La policía llenaba la consulta, y también habían entrado expertos en toxicología. Valle no representaba ya un peligro, ni siquiera para sí mismo: seguía bajo los efectos de la máscara. Ahora les tocaba el turno a jueces y abogados. Mi tarea había concluido.

Di media vuelta y salí de escena, dejando a Valle allí, bajo el Telón.

Nota del autor

Hay cosas mayores que sí mismas, cosas que contienen muchas más, casi infinitas: Shakespeare es una de ellas. Es imposible escribir o pensar nada nuevo sobre él. Pese a todo, a la hora de documentarme sobre mi autor favorito para esta novela (cada uno de cuyos capítulos, huelga decir, está dedicado a cada una de sus obras relacionada con una filia o máscara), y aparte de revisar una y otra vez las excepcionales ediciones Arden de su teatro completo en inglés (y de quejarme una y otra vez de la ausencia de una edición total en castellano actual), leí docenas de libros que tratan de decir cosas
nuevas,
de los cuales resaltaré tres:
Shakespeare. The invention of the human,
de Harold Bloom (creo que hay versión en castellano de Anagrama) —provocador texto para Bardólatras—,
Shadowplay,
de Clare Asquith —original ¿fantasía? sobre el significado secreto de sus obras— y
Shakespeare and Modern Culture
de Marjorie Garber —como su título indica: un canto a la «moda» Shakespeare.

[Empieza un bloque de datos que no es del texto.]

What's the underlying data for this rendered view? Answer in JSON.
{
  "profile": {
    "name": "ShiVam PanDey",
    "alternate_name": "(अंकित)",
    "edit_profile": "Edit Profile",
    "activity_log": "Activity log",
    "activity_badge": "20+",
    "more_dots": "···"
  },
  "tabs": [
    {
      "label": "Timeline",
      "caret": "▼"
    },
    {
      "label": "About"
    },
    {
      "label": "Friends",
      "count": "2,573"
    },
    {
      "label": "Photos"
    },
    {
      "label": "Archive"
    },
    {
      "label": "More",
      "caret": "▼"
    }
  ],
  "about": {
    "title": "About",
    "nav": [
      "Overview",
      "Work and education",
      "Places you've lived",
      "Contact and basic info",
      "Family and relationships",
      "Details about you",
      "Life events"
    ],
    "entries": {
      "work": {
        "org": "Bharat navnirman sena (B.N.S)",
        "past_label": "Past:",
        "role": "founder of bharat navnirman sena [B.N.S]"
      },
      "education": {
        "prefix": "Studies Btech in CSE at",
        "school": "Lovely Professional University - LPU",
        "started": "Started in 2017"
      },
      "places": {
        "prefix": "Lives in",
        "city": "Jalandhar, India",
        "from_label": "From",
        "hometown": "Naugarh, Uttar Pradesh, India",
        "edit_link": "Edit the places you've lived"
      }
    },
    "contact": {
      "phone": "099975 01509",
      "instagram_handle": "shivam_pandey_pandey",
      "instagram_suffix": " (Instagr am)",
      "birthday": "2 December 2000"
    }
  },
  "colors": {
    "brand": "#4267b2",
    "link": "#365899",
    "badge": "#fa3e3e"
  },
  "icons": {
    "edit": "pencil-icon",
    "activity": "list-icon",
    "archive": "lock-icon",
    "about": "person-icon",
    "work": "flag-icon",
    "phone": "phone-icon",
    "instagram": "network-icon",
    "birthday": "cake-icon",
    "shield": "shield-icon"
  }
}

El psinoma es una ficción, Shakespeare
quizá
también lo sea. Pero hubo quienes me enseñaron el grandioso valor de cualquier ficción. Aunque no consulté directamente con él para esta novela, mi amigo el autor y director teatral Denis Rafter ha estado presente en mi memoria mientras la redactaba. Denis fue el responsable de estrenar mi primera obra dramática,
Miguel Will,
que también trataba de Shakespeare, y se atrevió incluso a invitarme a sus inteligentes ensayos. De ese modo logré ver la máscara por dentro. Gracias, Denis, y gracias al magnífico equipo de actores que la representó, porque sin ellos ni
Miguel Will
ni esta novela habrían sido lo que son. Gracias igualmente a todos los amigos con los que hemos celebrado tantas inolvidables «Fiestas Shakespeare» en casa (Denis entre ellos), cuya entrega y pasión me demuestran que es posible divertirse —y mucho— con un autor muerto hace cuatrocientos años. También estoy en deuda con el doctor y amigo Ignacio Sanz, que me asesoró en ciertos aspectos médicos. Gracias, como siempre, a mis editores habituales, David Trías, Emilia Lope y Nuria Tey, por su entusiasmo y confianza, y a mis grandes agentes, Carina Pons, Gloria Gutiérrez, Gloria Masdeu y colaboradores, así como a Carmen, siempre a Carmen Balcells, por su eficacia y ánimo interminables. Por supuesto, nada de esto sería posible sin vosotros, los lectores. Recibid toda mi gratitud.

El resto no es silencio: son mis hijos José y Lázaro y mi mujer María José. Gracias porque lográis dotar a mi mundo de sentido y propósito cuando termino de escribir.

Lo cual, ni siquiera Shakespeare ha conseguido.